The reference above to THE TURN OF THE SCREW is deliberate, for WHAT MAISIE KNEW (1897) seems almost like a preliminary draft for the more famous story, published in the following year. Yes, there are differences: this is comic rather than tragic, complicit rather than mysterious, and much less hermetic. The child heroine appears to come through with more wisdom and less trauma than the situation might have caused. But the final scene is astonishingly close to the ending of the later story: a struggle for control of a once-innocent child waged between a humble governess and two charismatic figures who exert a powerful hold both on the child and on each other. Only the ending is different, though no less worth waiting for.

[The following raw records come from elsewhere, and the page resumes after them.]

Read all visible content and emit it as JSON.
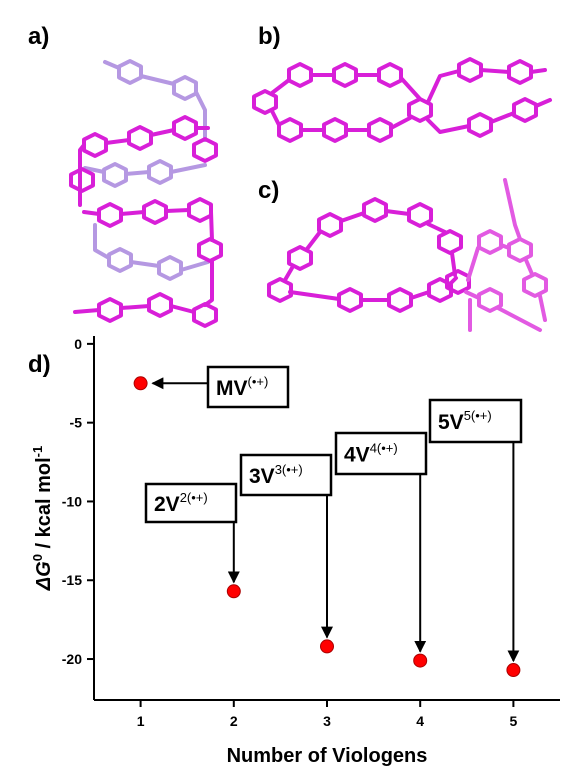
{
  "panel_labels": [
    "a)",
    "b)",
    "c)"
  ],
  "chart_data": {
    "type": "scatter",
    "panel_label": "d)",
    "x_label": "Number of Viologens",
    "y_label": {
      "symbol": "ΔG",
      "symbol_sup": "0",
      "unit": " / kcal mol",
      "unit_sup": "-1"
    },
    "x": [
      1,
      2,
      3,
      4,
      5
    ],
    "series": [
      {
        "color": "#ff0000",
        "values": [
          -2.5,
          -15.7,
          -19.2,
          -20.1,
          -20.7
        ]
      }
    ],
    "xlim": [
      0.5,
      5.5
    ],
    "xticks": [
      1,
      2,
      3,
      4,
      5
    ],
    "ylim": [
      -22.6,
      0.5
    ],
    "yticks": [
      0,
      -5,
      -10,
      -15,
      -20
    ],
    "annotations": [
      {
        "text": "MV",
        "sup": "(•+)"
      },
      {
        "text": "2V",
        "sup": "2(•+)"
      },
      {
        "text": "3V",
        "sup": "3(•+)"
      },
      {
        "text": "4V",
        "sup": "4(•+)"
      },
      {
        "text": "5V",
        "sup": "5(•+)"
      }
    ]
  }
}
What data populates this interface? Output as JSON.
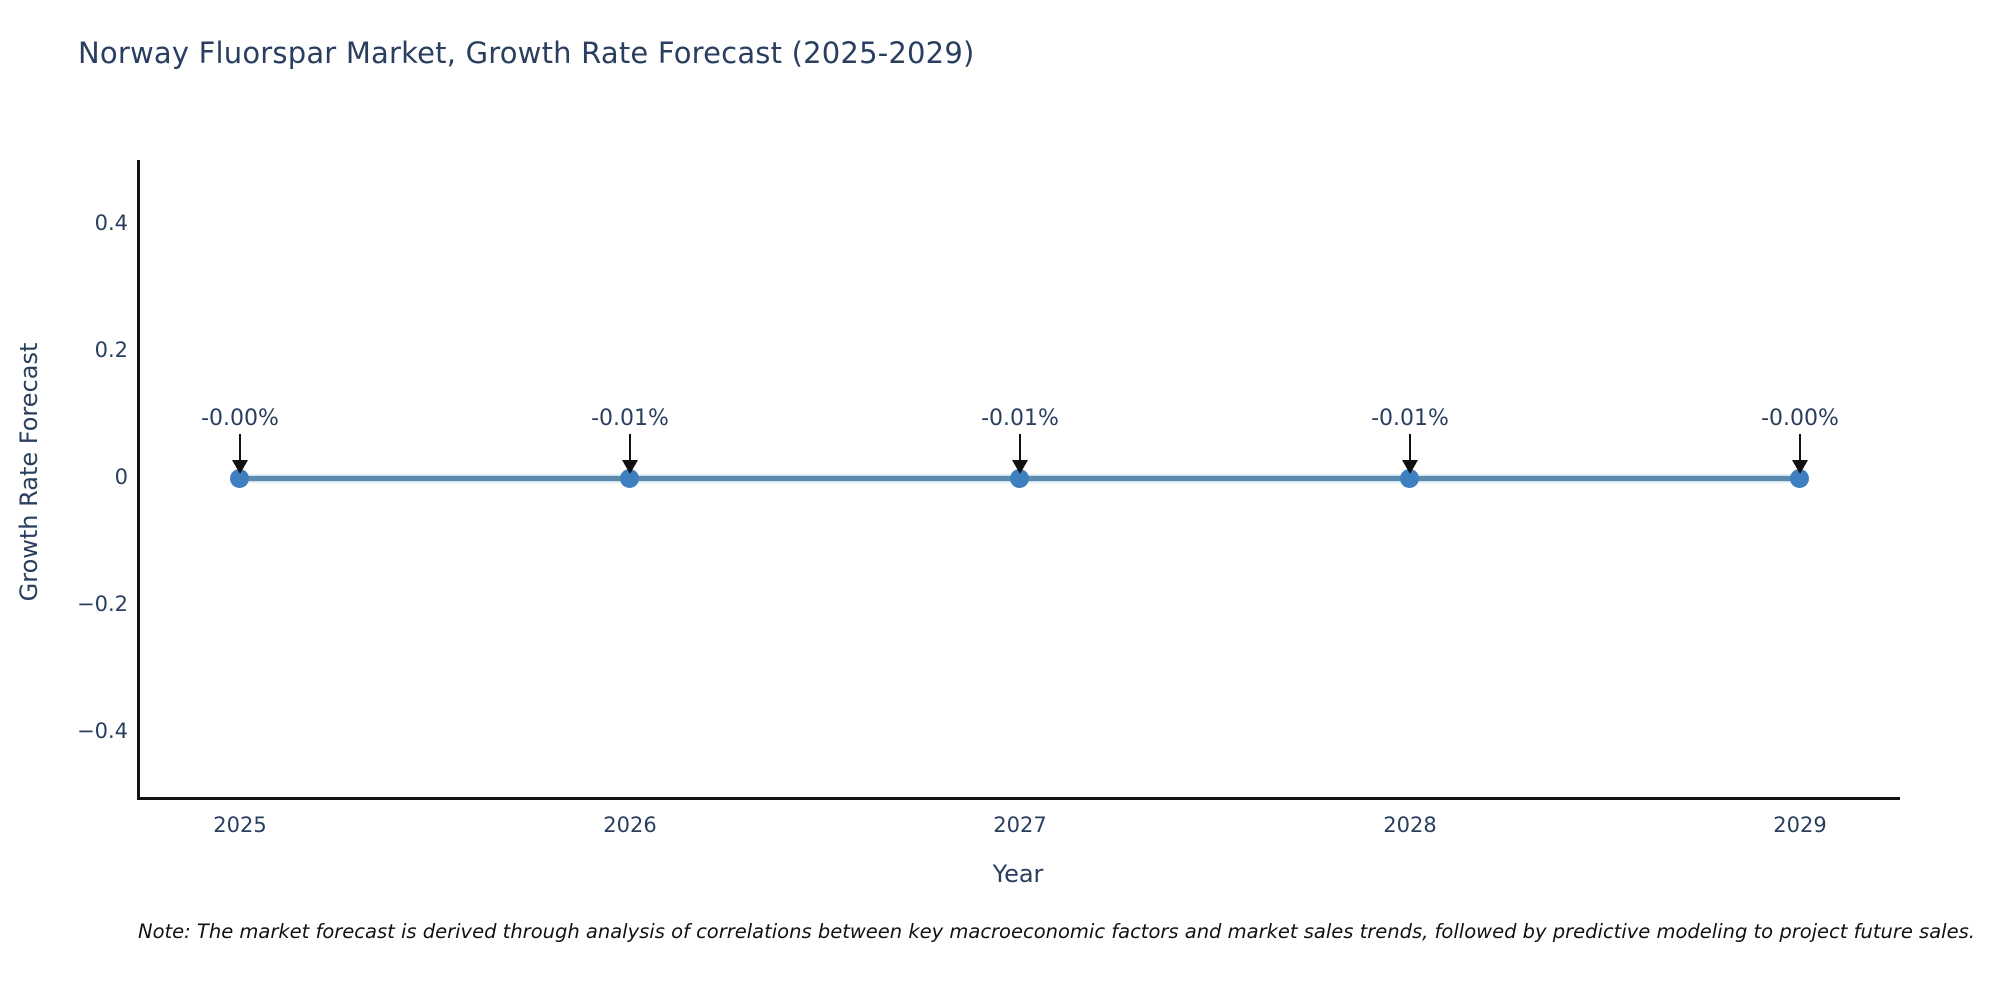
{
  "chart": {
    "title": "Norway Fluorspar Market, Growth Rate Forecast (2025-2029)"
  },
  "chart_data": {
    "type": "line",
    "title": "Norway Fluorspar Market, Growth Rate Forecast (2025-2029)",
    "xlabel": "Year",
    "ylabel": "Growth Rate Forecast",
    "categories": [
      "2025",
      "2026",
      "2027",
      "2028",
      "2029"
    ],
    "x": [
      2025,
      2026,
      2027,
      2028,
      2029
    ],
    "values_percent": [
      -0.0,
      -0.01,
      -0.01,
      -0.01,
      -0.0
    ],
    "point_labels": [
      "-0.00%",
      "-0.01%",
      "-0.01%",
      "-0.01%",
      "-0.00%"
    ],
    "ytick_labels": [
      "0.4",
      "0.2",
      "0",
      "−0.2",
      "−0.4"
    ],
    "ylim": [
      -0.5,
      0.5
    ],
    "grid": false,
    "legend_position": "none",
    "line_color": "#5b8aae",
    "marker_color": "#3e7fbf",
    "text_color": "#2a3f5f",
    "axis_color": "#111111",
    "annotation_arrow_color": "#111111"
  },
  "note": {
    "text": "Note: The market forecast is derived through analysis of correlations between key macroeconomic factors and market sales trends, followed by predictive modeling to project future sales."
  }
}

A NOTE ON THE MOVIE. I have just (June 2013) seen the movie based on the book. It is a beautiful piece of work, with a remarkable naturalness to the acting, especially from the girl who plays Maisie. It is updated to contemporary New York, but loses surprisingly little; the child's-eye view is created by the camera rather than words, and its visual elegance is a fair translation of James' prose. The other two main changes largely cancel each other out. It is a sad movie, because (other than the wide-eyed trust of the little girl, which is a two-edged sword) the camera has no equivalent for James' humor. On the other hand, it stops a little more than halfway through the book, thus sparing us the depths of cynical manipulation to which James' Maisie is subjected at the end, and offering the suggestion of a happy ending.
25 of 25 people found the following review helpful.
Another unique study by James
By Giacomo C.
While this novel is a less popular work than some of the author's others, it should not be dismissed as a minor one. James' prose is refreshingly complex - a true balm in these illiterate times - and his narrative bears his distinctive creative style.
Maisie is somewhat different in style from James' other works, but this is not a lapse in quality but rather a testament to his versatility as an author - he was not stuck in one particular mould. The choice of subject matter is fairly unique - I don't know of any other novels that deal with these topics in quite the same way. Social mores may have changed since James' time, but the way children are effected by such events remains the same. The story is narrated, but we see the events unfold through the child's eyes. The numerous dialogues between Maisie and her various adults portray brilliantly the veiled manner in which children are spoken to about 'inappropriate' subjects, and the vague scarcity of key details which a child should not be allowed to know is left to the reader to be unraveled. In this unraveling the reader is given a tangible sense of the child's confusion, her struggle to comprehend these unexplained happenings with her lack of definite information. It is James' intention that the reader should share in this confusion - that there should be some struggle to piece together what is occuring out of the direct line of sight. This helps to create a connection between the reader and the little heroine.
Some criticize the novel for its consistantly dark tone - but this is hardly a basis on which to assign value to the work (or any work for that matter). Furthermore, what other tone could the novel have? This is after all an exploration of a group of supposed adults behaving very badly indeed towards a helpless child. The moral qualms are not all rooted in the Victorian age, many remain just as topical today as then - which is in itself quite an achievement.